Vers 800 av. J.-C., Hésiode écrivit, dans un ouvrage appelé Théogonie, une sorte d'exposé complet du mythe grec. Associant les dieux grecs aux mythes orientaux, il décrit toute une armée de divinités qui gravitent autour de Gaïa (la Terre) et d'Ouranos (le ciel). Il y raconte la façon dont Moira (le Destin) gouvernait les dieux et les esprits en les surprenant toujours par quelque événement fortuit.
Au Ve siècle av. J.-C., le siècle de Périclès (homme politique qui a contribué à instaurer la démocratie à Athènes), la religion s'est de plus en plus centrée sur l'homme. Un philosophe du nom de Socrate — qui posait aux Athéniens des questions profondes sur l'âme et le corps, sur le réel et l'idéal — devint le moteur intellectuel de la Grèce. Son élève, Platon, a fondé une école destinée à perpétuer les enseignements de Socrate et a rapporté presque toutes les paroles de son maître dans une série de dialogues, qui ne sont pas des écrits religieux proprement dits, mais font nettement allusion à la spiritualité de l'homme et de l'univers.
A la même époque, une nouvelle civilisation s'imposait lentement sur le territoire de l'Italie actuelle. La république romaine, en pleine évolution, devint une puissance militaire agressive qui s'empara des cités grecques, l'une après l'autre. Ce faisant, les Romains adoptèrent inévitablement la plupart des dieux et des déesses grecs en leur donnant des noms latins.
Pendant les siècles qui précédèrent la naissance de Jésus, la mythologie perdait de plus en plus de son importance aux yeux des Grecs et des Romains. L'empire, qui s'élargissait toujours, devenait une sorte de religion en soi, et les Commentaires de la guerre des Gaules, écrits par Jules César, constituaient une sorte d' « écritures » célébrant cette religion civique.
LES ÉCRITURES JUDÉO-CHRÉTIENNES
Alors que diverses formes d' « écritures » se développaient en Grèce et à Rome, on adoptait, au Proche-Orient, une façon de vivre fort différente. Au XVIIIe siècle av. J.-C., là où se trouve maintenant l'Irak (région alors connue sous le nom de Mésopotamie), un homme du nom d'Abram — chef d'une tribu de nomades du désert — découvrit un concept radicalement nouveau de Dieu. Il s'entretenait avec ce Dieu, qu'il appelait Iahvé, et, d'instinct, crut à Sa parole. Abram et Iahvé formulèrent un accord qui, par la suite, fut appelé l' « alliance ». Selon les termes de cet accord, les enfants d'Israël s'engageaient à obéir à Iahvé et à n'adorer aucun autre Dieu. A son tour, Iahvé promettait de protéger et d'aimer la famille d'Abram et ses descendants.

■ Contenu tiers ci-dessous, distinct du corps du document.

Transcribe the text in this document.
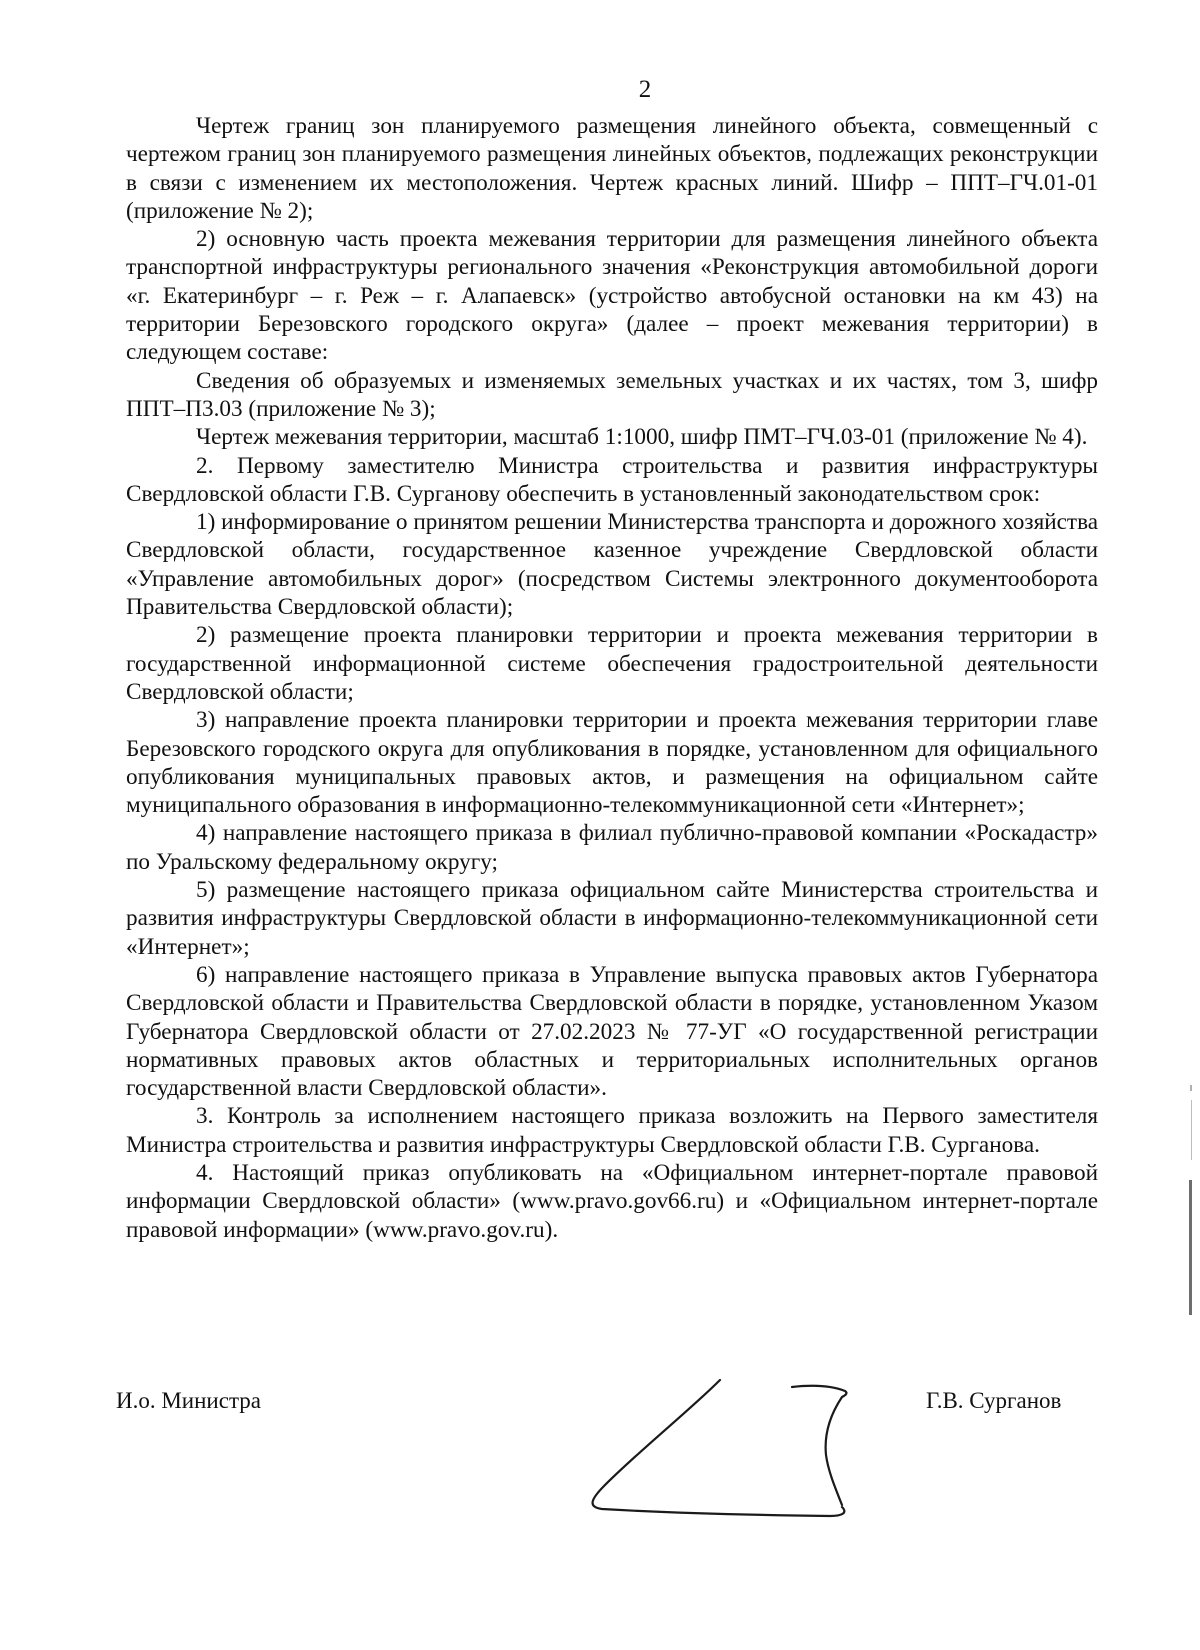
2

Чертеж границ зон планируемого размещения линейного объекта, совмещенный с чертежом границ зон планируемого размещения линейных объектов, подлежащих реконструкции в связи с изменением их местоположения. Чертеж красных линий. Шифр – ППТ–ГЧ.01-01 (приложение № 2);

2) основную часть проекта межевания территории для размещения линейного объекта транспортной инфраструктуры регионального значения «Реконструкция автомобильной дороги «г. Екатеринбург – г. Реж – г. Алапаевск» (устройство автобусной остановки на км 43) на территории Березовского городского округа» (далее – проект межевания территории) в следующем составе:

Сведения об образуемых и изменяемых земельных участках и их частях, том 3, шифр ППТ–П3.03 (приложение № 3);

Чертеж межевания территории, масштаб 1:1000, шифр ПМТ–ГЧ.03-01 (приложение № 4).

2. Первому заместителю Министра строительства и развития инфраструктуры Свердловской области Г.В. Сурганову обеспечить в установленный законодательством срок:

1) информирование о принятом решении Министерства транспорта и дорожного хозяйства Свердловской области, государственное казенное учреждение Свердловской области «Управление автомобильных дорог» (посредством Системы электронного документооборота Правительства Свердловской области);

2) размещение проекта планировки территории и проекта межевания территории в государственной информационной системе обеспечения градостроительной деятельности Свердловской области;

3) направление проекта планировки территории и проекта межевания территории главе Березовского городского округа для опубликования в порядке, установленном для официального опубликования муниципальных правовых актов, и размещения на официальном сайте муниципального образования в информационно-телекоммуникационной сети «Интернет»;

4) направление настоящего приказа в филиал публично-правовой компании «Роскадастр» по Уральскому федеральному округу;

5) размещение настоящего приказа официальном сайте Министерства строительства и развития инфраструктуры Свердловской области в информационно-телекоммуникационной сети «Интернет»;

6) направление настоящего приказа в Управление выпуска правовых актов Губернатора Свердловской области и Правительства Свердловской области в порядке, установленном Указом Губернатора Свердловской области от 27.02.2023 № 77-УГ «О государственной регистрации нормативных правовых актов областных и территориальных исполнительных органов государственной власти Свердловской области».

3. Контроль за исполнением настоящего приказа возложить на Первого заместителя Министра строительства и развития инфраструктуры Свердловской области Г.В. Сурганова.

4. Настоящий приказ опубликовать на «Официальном интернет-портале правовой информации Свердловской области» (www.pravo.gov66.ru) и «Официальном интернет-портале правовой информации» (www.pravo.gov.ru).

И.о. Министра	Г.В. Сурганов
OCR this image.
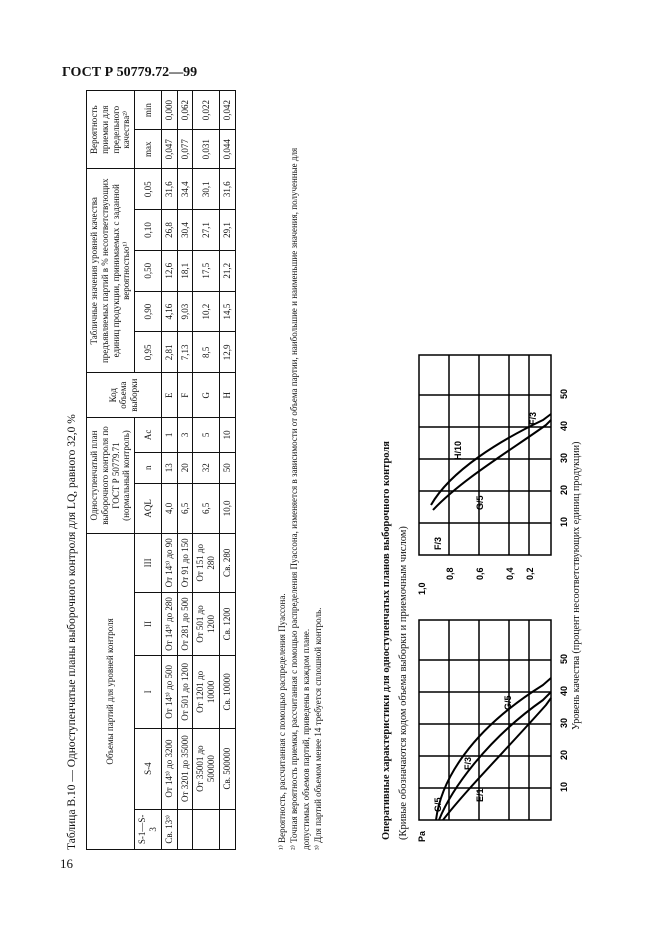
ГОСТ Р 50779.72—99
16
Таблица В.10 — Одноступенчатые планы выборочного контроля для LQ, равного 32,0 %	Объемы партий для уровней контроля					Одноступенчатый план выборочного контроля по ГОСТ Р 50779.71 (нормальный контроль)			Код объема выборки	Табличные значения уровней качества предъявляемых партий в % несоответствующих единиц продукции, принимаемых с заданной вероятностью¹⁾					Вероятность приемки для предельного качества²⁾	
S-1—S-3	S-4	I	II	III	AQL	n	Ac		0,95	0,90	0,50	0,10	0,05	max	min
Св. 13³⁾	От 14³⁾ до 3200	От 14³⁾ до 500	От 14³⁾ до 280	От 14³⁾ до 90	4,0	13	1	E	2,81	4,16	12,6	26,8	31,6	0,047	0,000
	От 3201 до 35000	От 501 до 1200	От 281 до 500	От 91 до 150	6,5	20	3	F	7,13	9,03	18,1	30,4	34,4	0,077	0,062
	От 35001 до 500000	От 1201 до 10000	От 501 до 1200	От 151 до 280	6,5	32	5	G	8,5	10,2	17,5	27,1	30,1	0,031	0,022
	Св. 500000	Св. 10000	Св. 1200	Св. 280	10,0	50	10	H	12,9	14,5	21,2	29,1	31,6	0,044	0,042
¹⁾ Вероятность, рассчитанная с помощью распределения Пуассона. ²⁾ Точная вероятность приемки, рассчитанная с помощью распределения Пуассона, изменяется в зависимости от объема партии, наибольшие и наименьшие значения, полученные для допустимых объемов партий, приведены в каждом плане. ³⁾ Для партий объемом менее 14 требуется сплошной контроль.	Оперативные характеристики для одноступенчатых планов выборочного контроля (Кривые обозначаются кодом объема выборки и приемочным числом) Pa
10
20
30
40
50
G/5
F/3
E/1
G/5
1,0
0,8 0,6 0,4 0,2
10
20
30
40
50
F/3
G/5
H/10
F/3
Уровень качества (процент несоответствующих единиц продукции)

Dans cette région du monde, surnommée le Croissant fertile à cause de la richesse de son sol, la notion d'un Dieu comme Iahvé était tout à fait révolutionnaire. Les hommes et les femmes appartenant à la civilisation des Amorites adoraient des dieux personnels, les dieux de la fertilité et les dieux-rois. Chacun priait sa propre divinité.
Mais pour obéir à l'ordre de Iahvé, Abram, alors âgé de soixante-quinze ans, rassembla sa famille et ses troupeaux pour les conduire vers le sud, dans le pays de Canaan, qui est aujourd'hui l'État d'Israël. Iahvé l'enjoignit de considérer que ce pays lui appartenait, à lui et à ses enfants, pour toujours. En raison de sa fidélité, Iahvé donna à Abram le nom d'Abraham qui signifie: père d'une multitude de nations.
Le récit de l'alliance conclue entre Iahvé et Abraham se transmit d'une génération à l'autre. Il se forma peu à peu une tradition qui amena ce peuple apiru, ou « hébreu », à aimer et à suivre son Dieu là où Il les conduirait. Lorsque Jacob, le petit-fils d'Abraham, découvrit à son tour Iahvé, Dieu lui donna le nom d'Israël. Désormais, tous les descendants de Jacob seraient appelés les enfants d'Israël. La certitude d'être le peuple de Iahvé donna aux Hébreux le courage de rester fidèles à leur Dieu, même quand les Égyptiens les réduisirent à l'esclavage, quelques siècles plus tard.